Adrian Martinez, QB, Kansas State
The Nebraska transfer is a great fit for Kansas State's offense, and he's got weapons to work with. With a better coaching situation and more stability than he had at Nebraska, he has a chance to cap his career with a really special year.
Dominic Richardson, RB, Oklahoma State
Richardson is now the main man in the Cowboys backfield, and we've seen in recent years that Mike Gundy is happy to run his backs 20-25 times a game. He could put up some big numbers.
Christian Morgan, S, Baylor
Jalen Pitre is gone and already making noise in the NFL, and someone will have to step up on the Bears' defense and take his leadership role. That's Christian Morgan, who has a chance to be one of the top safeties in the conference.
Kendre Miller, RB, TCU
Zach Evans is gone, and the position is all Miller's. Even though they'll be passing even more in Sonny Dykes' scheme, there should be plenty of touches for the talented back.
Corey Foreman, DE, USC
— He’s missed time in the fall so he’s an odd breakout player to choose but by mid season he will be in full swing and dominating as he’s been expected to since he was one of the top recruits in the nation.
Michael Ezekie, TE, UCLA
Greg Dulcich is gone, and we know that the Bruins will utilize their tight end a lot in the passing game, as Dorian Thompson-Robinson isn't afraid to get the ball to his safety valve whenever necessary. Expect a big senior year from Ezekie.
Cameron Ward, QB, Washington State
One of the most electric players in FCS over the last two seasons, Ward and his OC from Houston Baptist have headed up to the Palouse, hoping to recreate the magic they had at the lower level. He's got a legitimate shot to throw for over 4,000 yards and rush for 1,000 as well.
Mohamoud Diabate, LB, Utah
The Florida transfer steps in for Devin Lloyd and should be the next great Utah linebacker. He's got all the tools and the range to cover from sideline to sideline.

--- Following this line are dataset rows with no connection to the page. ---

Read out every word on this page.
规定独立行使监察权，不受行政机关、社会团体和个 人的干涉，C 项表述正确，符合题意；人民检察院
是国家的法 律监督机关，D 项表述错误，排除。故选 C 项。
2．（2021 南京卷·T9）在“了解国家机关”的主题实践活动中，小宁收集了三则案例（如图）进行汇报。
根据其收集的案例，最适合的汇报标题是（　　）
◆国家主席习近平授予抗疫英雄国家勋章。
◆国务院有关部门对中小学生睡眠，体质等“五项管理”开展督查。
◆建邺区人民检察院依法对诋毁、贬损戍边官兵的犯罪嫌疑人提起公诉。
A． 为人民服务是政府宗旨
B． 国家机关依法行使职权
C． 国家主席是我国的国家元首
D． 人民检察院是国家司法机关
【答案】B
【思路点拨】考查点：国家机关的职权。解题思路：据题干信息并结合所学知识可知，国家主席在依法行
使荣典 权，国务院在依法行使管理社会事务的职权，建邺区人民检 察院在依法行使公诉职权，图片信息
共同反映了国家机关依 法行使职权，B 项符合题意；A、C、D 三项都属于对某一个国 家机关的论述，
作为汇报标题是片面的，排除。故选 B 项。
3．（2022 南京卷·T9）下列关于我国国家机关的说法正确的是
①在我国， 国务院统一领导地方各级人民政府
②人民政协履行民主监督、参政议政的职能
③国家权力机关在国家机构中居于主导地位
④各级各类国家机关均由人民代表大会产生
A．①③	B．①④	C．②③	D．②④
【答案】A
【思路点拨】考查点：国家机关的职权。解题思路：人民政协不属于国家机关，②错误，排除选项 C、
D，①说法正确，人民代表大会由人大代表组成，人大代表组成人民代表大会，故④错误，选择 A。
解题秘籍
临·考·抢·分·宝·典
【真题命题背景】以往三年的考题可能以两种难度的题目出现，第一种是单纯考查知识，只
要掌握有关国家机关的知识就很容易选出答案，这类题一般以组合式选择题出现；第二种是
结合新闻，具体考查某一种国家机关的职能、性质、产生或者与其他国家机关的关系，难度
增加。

Brandon Dorlus, DL, Oregon
Dorlus is now the unquestioned leader of the defensive line in Eugene, and while he might not have the freaky upside of Kayvon Thibodeaux, he's still a darn good player in his own right. He should dominate Pac-12 offensive lines this season.
— And finally here are 5 transfer QBs who need big debuts.
Spencer Rattler, South Carolina
Rattler was the Heisman favorite entering 2021. Since then, he lost his job to Caleb Williams, transferred to South Carolina, and is now in charge of one of everyone's favorite up-and-coming teams for 2022. If he struggles as he did at times last year, the Gamecocks don't have any depth behind him. Georgia State should be a nice, easy game to drop some major numbers.
Caleb Williams, USC
The most hyped transfer of the offseason, the pressure on Williams might be higher than anyone else in the country this season. He's got the talent (clearly), but anything short of a conference championship is a massive disappointment. Rice is not good and it should be a nice way to break in the new USC offense.
Jaxson Dart, Mississippi
Dart showed some serious potential as a true freshman in 2021, and now having transferred to Ole Miss, he's got a chance to go against the best in the SEC week in and week out. Lane Kiffin's offense should be a perfect fit for him, but if he falters, they've got options behind him. Kiffin hasn’t named a starter against Troy but Dart will certainly play and needs to look good.
Kedon Slovis, Pitt
Slovis has already put a target on his back with his "F*** West Virginia" comments, so he's going to have to step up and prove it tonight.
Michael Penix Jr., Washington
Bit of an under-the-radar pick, but the Indiana transfer will have a short leash with former five-star Sam Huard pushing him. New coach Kalen DeBoer will have to handle the situation delicately. The Huskies have Kent State in the opener.